Dec 9 2020 Remote Working Tips: How to Communicate Fluidly in the New Era

The COVID-19 pandemic has driven many companies to shift to remote work, causing a significant change in Japan’s way of working.

The COVID-19 pandemic has driven many companies to shift to remote work, causing a significant change in Japan’s way of working

The responses of 8000 employees from a survey conducted by Adecco to the emergency measures adopted during the pandemic has certainly been insightful. Over 50% of those polled in the survey said their experience of remote work had been positive – a figure that was broadly consistent across Europe, the US and Australia, with only Japan showing less enthusiasm.

Amidst a plethora of issues raised by employees while working from home, one key concern remains – Communication

Everybody knows that communication within a business is the key to success. Whether you’re hosting a meeting, going through sales reports, emailing or on the phone to clients or reporting the status of a project to your boss, communication is at the forefront of everything that you’ll do.

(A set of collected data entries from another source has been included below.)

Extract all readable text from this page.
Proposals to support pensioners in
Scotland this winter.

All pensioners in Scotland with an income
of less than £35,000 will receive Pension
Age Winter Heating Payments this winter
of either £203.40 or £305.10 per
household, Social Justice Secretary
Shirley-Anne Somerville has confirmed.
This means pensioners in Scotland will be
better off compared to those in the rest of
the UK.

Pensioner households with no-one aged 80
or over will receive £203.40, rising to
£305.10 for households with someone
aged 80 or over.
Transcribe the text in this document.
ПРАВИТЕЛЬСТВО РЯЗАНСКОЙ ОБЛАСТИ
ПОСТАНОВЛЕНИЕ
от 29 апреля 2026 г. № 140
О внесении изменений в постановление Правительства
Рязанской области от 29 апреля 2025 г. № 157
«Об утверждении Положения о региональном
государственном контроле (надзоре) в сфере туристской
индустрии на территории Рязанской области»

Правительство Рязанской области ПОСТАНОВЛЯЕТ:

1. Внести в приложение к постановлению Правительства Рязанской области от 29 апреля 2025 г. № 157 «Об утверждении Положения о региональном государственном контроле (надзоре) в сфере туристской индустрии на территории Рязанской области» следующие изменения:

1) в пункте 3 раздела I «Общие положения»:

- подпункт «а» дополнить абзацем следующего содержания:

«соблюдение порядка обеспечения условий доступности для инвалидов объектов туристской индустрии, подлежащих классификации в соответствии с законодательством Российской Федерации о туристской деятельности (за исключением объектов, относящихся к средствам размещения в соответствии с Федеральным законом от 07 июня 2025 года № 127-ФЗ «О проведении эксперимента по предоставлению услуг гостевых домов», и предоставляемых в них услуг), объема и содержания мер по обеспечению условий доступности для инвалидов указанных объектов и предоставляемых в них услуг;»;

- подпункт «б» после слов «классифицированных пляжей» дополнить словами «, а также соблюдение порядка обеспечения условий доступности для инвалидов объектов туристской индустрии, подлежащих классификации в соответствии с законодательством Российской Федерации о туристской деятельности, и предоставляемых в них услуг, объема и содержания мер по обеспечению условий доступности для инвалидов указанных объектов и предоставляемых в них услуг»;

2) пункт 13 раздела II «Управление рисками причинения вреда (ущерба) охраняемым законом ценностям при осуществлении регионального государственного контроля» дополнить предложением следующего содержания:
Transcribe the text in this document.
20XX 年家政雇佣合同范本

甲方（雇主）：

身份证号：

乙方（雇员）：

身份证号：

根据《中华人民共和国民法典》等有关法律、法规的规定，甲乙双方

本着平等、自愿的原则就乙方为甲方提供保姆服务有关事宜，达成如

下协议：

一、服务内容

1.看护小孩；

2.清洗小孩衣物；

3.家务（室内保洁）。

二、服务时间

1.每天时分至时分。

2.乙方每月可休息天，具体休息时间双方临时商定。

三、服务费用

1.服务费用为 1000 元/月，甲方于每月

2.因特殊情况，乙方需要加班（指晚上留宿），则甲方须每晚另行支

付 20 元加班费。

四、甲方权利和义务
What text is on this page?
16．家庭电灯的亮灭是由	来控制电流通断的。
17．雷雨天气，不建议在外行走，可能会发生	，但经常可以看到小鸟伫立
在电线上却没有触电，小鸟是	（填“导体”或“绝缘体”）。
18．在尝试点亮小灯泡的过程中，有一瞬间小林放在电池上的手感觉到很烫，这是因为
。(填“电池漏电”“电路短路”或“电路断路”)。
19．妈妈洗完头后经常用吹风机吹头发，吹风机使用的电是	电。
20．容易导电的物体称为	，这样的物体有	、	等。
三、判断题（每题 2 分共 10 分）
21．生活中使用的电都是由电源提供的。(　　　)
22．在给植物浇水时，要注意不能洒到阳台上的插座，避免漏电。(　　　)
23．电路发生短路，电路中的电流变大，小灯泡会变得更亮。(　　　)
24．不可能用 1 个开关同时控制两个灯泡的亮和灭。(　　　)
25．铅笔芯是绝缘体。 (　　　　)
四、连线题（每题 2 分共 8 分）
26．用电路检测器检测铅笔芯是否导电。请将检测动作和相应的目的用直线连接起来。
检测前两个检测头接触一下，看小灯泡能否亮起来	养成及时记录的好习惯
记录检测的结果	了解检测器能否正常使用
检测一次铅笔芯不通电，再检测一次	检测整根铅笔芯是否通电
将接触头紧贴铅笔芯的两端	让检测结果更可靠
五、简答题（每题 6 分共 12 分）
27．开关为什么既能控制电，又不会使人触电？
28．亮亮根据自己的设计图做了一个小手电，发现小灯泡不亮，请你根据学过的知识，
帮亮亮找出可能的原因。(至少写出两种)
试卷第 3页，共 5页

However, things get a lot more difficult when you are working with employees located around the world. Even with the presence of advanced communication technology, such as instant messaging services and video conferencing platforms, it’s vital that you master the art of communicating with these remote workers so that your business can succeed.

Differences in working at an office compared to working in a remote setting with the people coming from diverse cultural backgrounds

One of the major advantages of working on-site is spending time with your coworkers, getting to know each other, and learning more about their work habits. For team leaders, this setting allows them to manage their employees with ease. However, this won’t be the case when working with a remote team.

  • When faced with particular changes in the work setting, leaders would have to modify the way they work. For example, managers need to deal with new unique challenges when leading a remote instead of an office team. According to a recent survey by the training company VitalSmarts, 20% of leaders are unprepared or very unprepared to lead their remote team.
  • Companies are facing different kinds of difficulties when it comes to working remotely like lacking daily non-verbal communication that people would normally have in person.
  • When we look at team building aspects, remote workplaces are lacking the daily conversations that would normally build rapport and camaraderie between the people. This needs to be maintained as its absence can lead to trust issues and a decrease in productivity.
  • Within a telecommuting team, there are usually people from diverse time zones. It is the job for the manager of such a team to schedule team meetings and other calls during periods that work for every team member, following something known as “time fairness”. 


How to tackle misunderstandings that can happen over remote conversations

Think about the information you can glean just from the seating arrangement in a physical conference room — who sits next to whom, who’s at the head of the table, who has put a little extra distance between themself and their neighbor. All those cues are missing in a typical teleconference. As a result, even the simplest of things can be misinterpreted. With a few tips and anecdotes, you can avoid or at least try to steer clear of such situations.

  • Set rules for standardized communication – Leaders should provide a “meta communication” of basic guidelines, such as how quickly people should respond to emails and what media should be used for which purposes (for instance, all team meetings will take place through videoconferencing).
  • Say more than you need – Virtual teams often lack contextual cues such that the other person misunderstands what we’re trying to say. This further amplifies the need to spell out instructions and communicate clearly.
  • Use positive language for communication – we all tend to prefer a certain “language” for communication at work. Some people are more quantitative (preferring raw numerical data) while others are more visual (favoring figures and graphs). For others, storytelling and anecdotes are best. Managers should encourage teams to express such preferences at the start of a virtual project. 


Additional tips to avoid miscommunication when the standard practices might not be working:

  • HR representatives/managers should have regular communication training or diversity training to deal with these problems before they happen.
  • Having open doors for suggestions always has a better impact on employees’ mindset rather than making them feel isolated.
  • Don’t just rely on having conversations with emails and texts but instead have zoom meetings or using any similar video conferencing tools where people can see each other and hear each other’s voices. This creates better bonding between the team members and will give them a better understanding of their coworkers’ behaviours and subsequently a better relationship between them.
  • Having non-work-related communications and video chats whenever we can helps us create the requisite human connection which often goes amiss in a typical remote work setting.
  • Always reach out to others if you are not feeling okay or homesick. Reaching out to people or asking for help doesn’t make you weak, rather it makes you stronger knowing that there might be other people who are in the similar situation as you are.